Bax has long been one of my favourite composers. I rate him very highly indeed
and place the present symphony and no. 6 well above many other British symphonies
reckoned to be masterworks.
November Woods here receives a punctilious performance but misses the errantly
intoxicating fantasy that marks out Boult's recording on Lyrita. It is however
no mean performance and never has Bax's delicate strength breathed with such
vivid audio impact.
The Symphony is a different matter as an interpretation and although I still
marginally (and it is only a slight preference) lean towards Myer Fredman's
Lyrita recording (still not transferred from LP to CD!) the present recording
and performance is clear rosette material.

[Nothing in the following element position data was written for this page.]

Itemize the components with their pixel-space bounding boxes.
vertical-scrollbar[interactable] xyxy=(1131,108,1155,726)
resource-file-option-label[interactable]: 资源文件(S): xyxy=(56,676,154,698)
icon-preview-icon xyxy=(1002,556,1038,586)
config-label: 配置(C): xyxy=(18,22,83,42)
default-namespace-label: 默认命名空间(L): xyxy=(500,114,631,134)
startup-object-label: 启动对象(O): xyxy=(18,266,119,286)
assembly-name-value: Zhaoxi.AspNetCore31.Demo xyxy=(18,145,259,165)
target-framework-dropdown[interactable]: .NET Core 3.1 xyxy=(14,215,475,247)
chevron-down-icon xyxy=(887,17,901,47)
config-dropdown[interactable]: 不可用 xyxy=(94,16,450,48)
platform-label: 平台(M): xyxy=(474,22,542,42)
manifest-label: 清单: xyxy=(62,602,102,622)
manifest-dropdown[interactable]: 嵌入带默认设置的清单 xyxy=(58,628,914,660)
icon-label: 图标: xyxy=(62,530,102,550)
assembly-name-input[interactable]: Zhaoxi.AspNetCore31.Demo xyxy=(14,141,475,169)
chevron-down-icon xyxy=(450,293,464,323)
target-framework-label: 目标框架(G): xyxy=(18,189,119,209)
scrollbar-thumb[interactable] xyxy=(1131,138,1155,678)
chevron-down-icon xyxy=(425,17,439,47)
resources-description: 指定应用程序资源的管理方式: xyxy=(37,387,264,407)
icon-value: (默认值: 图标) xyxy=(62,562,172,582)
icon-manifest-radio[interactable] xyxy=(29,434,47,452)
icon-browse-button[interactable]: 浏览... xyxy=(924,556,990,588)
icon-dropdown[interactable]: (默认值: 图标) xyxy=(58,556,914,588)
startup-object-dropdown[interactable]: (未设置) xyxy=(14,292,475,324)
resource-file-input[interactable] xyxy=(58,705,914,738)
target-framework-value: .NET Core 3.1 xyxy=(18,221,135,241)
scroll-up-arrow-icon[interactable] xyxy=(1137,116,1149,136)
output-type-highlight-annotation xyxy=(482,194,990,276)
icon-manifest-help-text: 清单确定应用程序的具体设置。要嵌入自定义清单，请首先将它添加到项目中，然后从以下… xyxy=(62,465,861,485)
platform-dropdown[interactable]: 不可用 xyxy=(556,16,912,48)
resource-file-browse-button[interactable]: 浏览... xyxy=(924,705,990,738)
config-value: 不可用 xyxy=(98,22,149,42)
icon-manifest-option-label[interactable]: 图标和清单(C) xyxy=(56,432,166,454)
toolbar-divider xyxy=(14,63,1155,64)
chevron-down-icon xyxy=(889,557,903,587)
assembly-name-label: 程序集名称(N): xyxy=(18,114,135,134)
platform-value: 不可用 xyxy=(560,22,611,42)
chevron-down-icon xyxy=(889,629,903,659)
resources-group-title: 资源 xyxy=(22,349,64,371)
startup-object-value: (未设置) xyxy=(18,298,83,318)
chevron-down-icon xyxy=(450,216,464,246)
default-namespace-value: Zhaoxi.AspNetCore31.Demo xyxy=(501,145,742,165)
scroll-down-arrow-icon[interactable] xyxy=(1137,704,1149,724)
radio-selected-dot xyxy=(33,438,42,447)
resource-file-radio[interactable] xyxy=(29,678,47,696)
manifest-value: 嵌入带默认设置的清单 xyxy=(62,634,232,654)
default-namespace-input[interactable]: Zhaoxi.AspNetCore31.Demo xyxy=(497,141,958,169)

The Chandos recording of No. 2 suffers from an oppressive ambient warmth
that dulls detail and softens impact. Bryden Thomson's LPO performance also
falls victim to the dream rather than the forward pulse far too often.
The symphony was written during the silly 1920s but its richly romantic approach
is far more in tune with the 1930s. It is a luxurious work contrasting with
the Russian austerities of the stark first symphony. The great arching love-song
spins and beats out over a Celtic ambience notable for its ferocity rather
than its feyness - no Immortal Hour here! Boiling fanfares and eruptive
climaxes are given with full power. The second movement seems sometimes to
have stepped from the pages of D'Indy or Florent Schmitt. This is a song
of erotic longing that points towards the music of the original dedicatee
of Bax Sixth symphony - Karol Szymanowski. Only in the third movement is
there a slight feeling that a degree more snap and vim would have made the
performance unmatchable by anyone.
Recommended to all listeners who appreciate compellingly empowered symphonies
with memorable melodies and shattering impact.